Built for MVP | Designed but not developed |
Psychometric onboarding with therapist-informed indirect questions | Deep formal assessments: MBTI, OCEAN, aptitude tests |
Explorer vs. Focus mode toggle | Personalised recommendation engine |
Micro Trials with AI skill signal feedback | Full AI-matching of opportunities to student profiles |
Silver Lining feedback mechanic | Gamified leaderboards and XP system |
Domain deep dives with multimedia sequencing | Shared quizzes and friend challenges |
Club major/minor selection with take-home gate assessment | Clubs community feed, posts, collaboration projects |
AI Pathway Builder with three pathway variants | Full AI-generated roadmaps with hundreds of opportunities |
Opportunity Vault with manual admin curation | Automated partner upload and targeting engine |
GitHub-style consistency tracker on profile | Endorsements, rewards, and level system |
Growth log chronology | College tools, portfolio builder, application guidance |
Atomic Design System handoff | Parent dashboard, counselor tools |
The cuts followed one rule: does this need to exist to validate the core loop? Discover, Do, Show. If it did not serve that loop directly, it went to V2.
I can articulate exactly what I would build first in V2, why, and how I would measure whether it worked
06 — THE OUTCOME
In January 2026, the founders walked into a pre-seed funding meeting with our high-fidelity prototype and early beta data. They walked out with investment.
The design did specific work in that room. The psychometric onboarding reframed what intake could feel like for a teenager: not a form, not a test, but a conversation. The Micro Trials demonstrated a new category of career exploration that did not exist anywhere else in the market. The AI Pathway Builder made the abstract concrete: here is your goal, here is the path, here is what you do Monday morning. And the Opportunity Vault gave investors a tangible picture of the revenue model.
I concluded the contract by handing off a scalable Atomic Design System, with Quests, Opportunity Cards, Profile components, and Pathway modules fully componentized. The engineering team could begin building immediately without a redesign sprint.
The work I am most proud of is not any single screen. It is that the product we shipped to investors was fundamentally different from the product we started designing, because we stopped to ask twelve teenagers what they actually needed.
This project taught me something I will carry into every engagement after it: the most dangerous moment in a product sprint is when the team mistakes momentum for direction.
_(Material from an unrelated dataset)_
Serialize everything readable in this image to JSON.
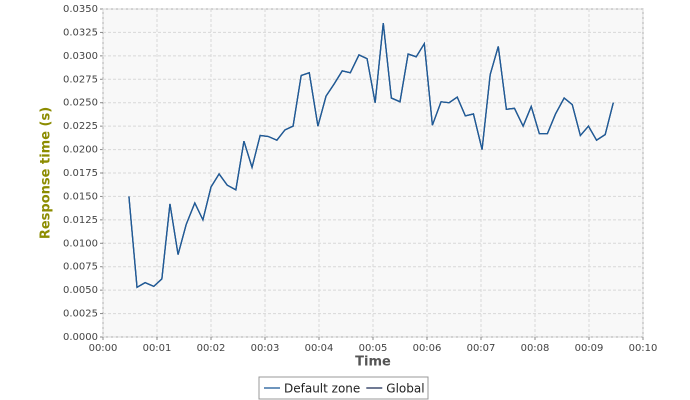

We had energy. We had features. We had a deadline. What we almost did not have was a reason to build any of it. Thirty minutes of honest conversation with twelve teenagers changed the entire product. Not because the research was sophisticated. But because we actually listened to what students said instead of what we assumed they needed.
The Micro Trials concept came from watching reels. The psychometric onboarding came from refusing to accept a standard form as good enough. The Pathway Builder came from asking what a student would actually do the next morning after using the platform. None of those ideas came from the backlog. They came from staying curious about the person on the other side of the screen.
Designing for funding is a unique constraint. You are simultaneously solving for the user sitting in front of the product and the investor sitting across the table evaluating it. The best decisions I made on this project were the ones that served both without compromising either.
The goal was never to build a platform. It was to build a mirror, one that showed a teenager something true about who they were becoming.